Effect images of Tiger1 tracking.

Example of moving target tracking image.
Based on the above analysis, we select the largest area in Fig. 10 as the motion area for the next analysis, including the background and athlete targets, as shown in Fig. 11. Figure 11(a) is a preliminary processing feature image, and 11(b) is a feature extraction image after noise elimination.

Segmentation results of feature recognition motion.
Because of the different characteristics of the sports field, the athletes, the outdoor environment and the like in the image sequence, it is a challenging task to design a system that is robust and can quickly track the athlete’s target. The difficulty in system design is that because the complex background projects are outdoor sports, the various tracks and the surrounding natural environment are different. When the camera calibrates the target, there will be certain errors. The accurate calibration of the target’s three-dimensional world coordinates is an accurate tracking premise. In the future work, it is necessary to find a better and more effective calibration method to complete the three-dimensional calibration of the scene. In the target extraction, a detection algorithm based on richer, more stable and reliable feature points can be designed for detecting and extracting targets. In the tracking phase, a stable and fast tracking algorithm can be designed to improve tracking efficiency and reduce the time of searching for targets. In terms of target detection, image region extraction is performed using image difference. Then, based on the statistical properties of the color of the complex background, a complex background color model is created in the RGB space. By calculating the squares of Mahalanobis distance between the color eigenvectors of the pixel points and the sample center and setting a reasonable threshold, the complex background image can be extracted from the motion region without any prior information. Then, the image of the motion area is differentiated from the complex background image to obtain an image of the athlete, thereby completing the target detection.
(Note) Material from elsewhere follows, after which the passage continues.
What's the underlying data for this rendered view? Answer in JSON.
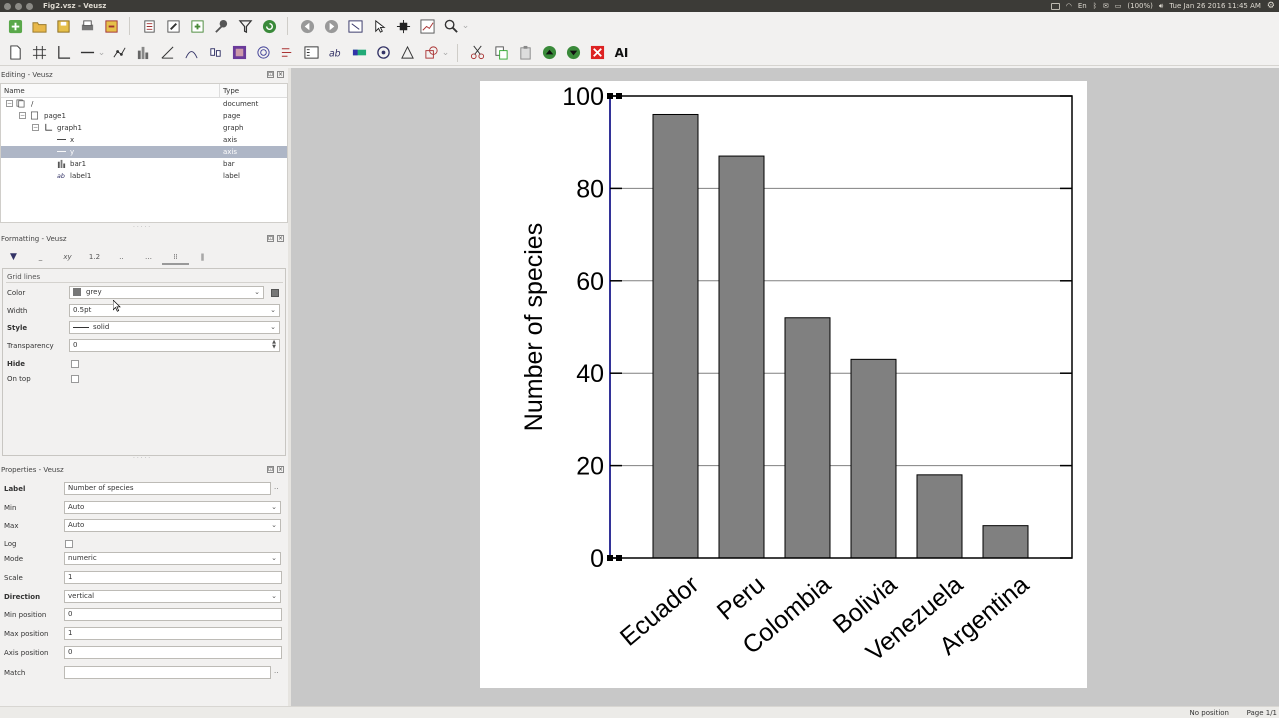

In recent years, many new theories and algorithms have appeared in the field of target tracking, and these algorithms have achieved good tracking results. However, how to design a robust real-time tracking algorithm in complex scenes (light changes, occlusion, background interference, etc.) is a challenging problem. This paper mainly studies the tracking algorithm based on compressed sensing and makes theoretical and experimental analysis of the compressed sensing tracking algorithm and proposes two improvements to its shortcomings. The specific improvements are as follows:
According to the situation the unchanged tracking frame window size of the compressed sensing tracking algorithm is easy to cause tracking drift,. this paper analyzes the common window adaptive adjustment algorithm. Moreover, combined with the characteristics of the compressed sensing tracking algorithm, this paper proposes a compressed sensing tracking algorithm based on window adaptive adjustment. The method establishes a mathematical model of tracking window adjustment according to the change of image size information. This method can adjust the size of the tracking frame in time, thus improving the effective line of the tracking algorithm. The experimental results show that the proposed algorithm achieves better tracking results in the scene of target scale change.
Aiming at the problem that the single target feature cannot accurately and comprehensively describe the target model in the compressed sensing tracking algorithm, a multi-feature adaptive fusion based compressed sensing tracking algorithm is proposed by analyzing the common multi-feature fusion method. The method combines texture and color features to adaptively adjust the fusion coefficients in different scenarios, thereby increasing the reliability of describing the target model. The experimental results show that the proposed algorithm achieves good tracking results in various tracking scenarios.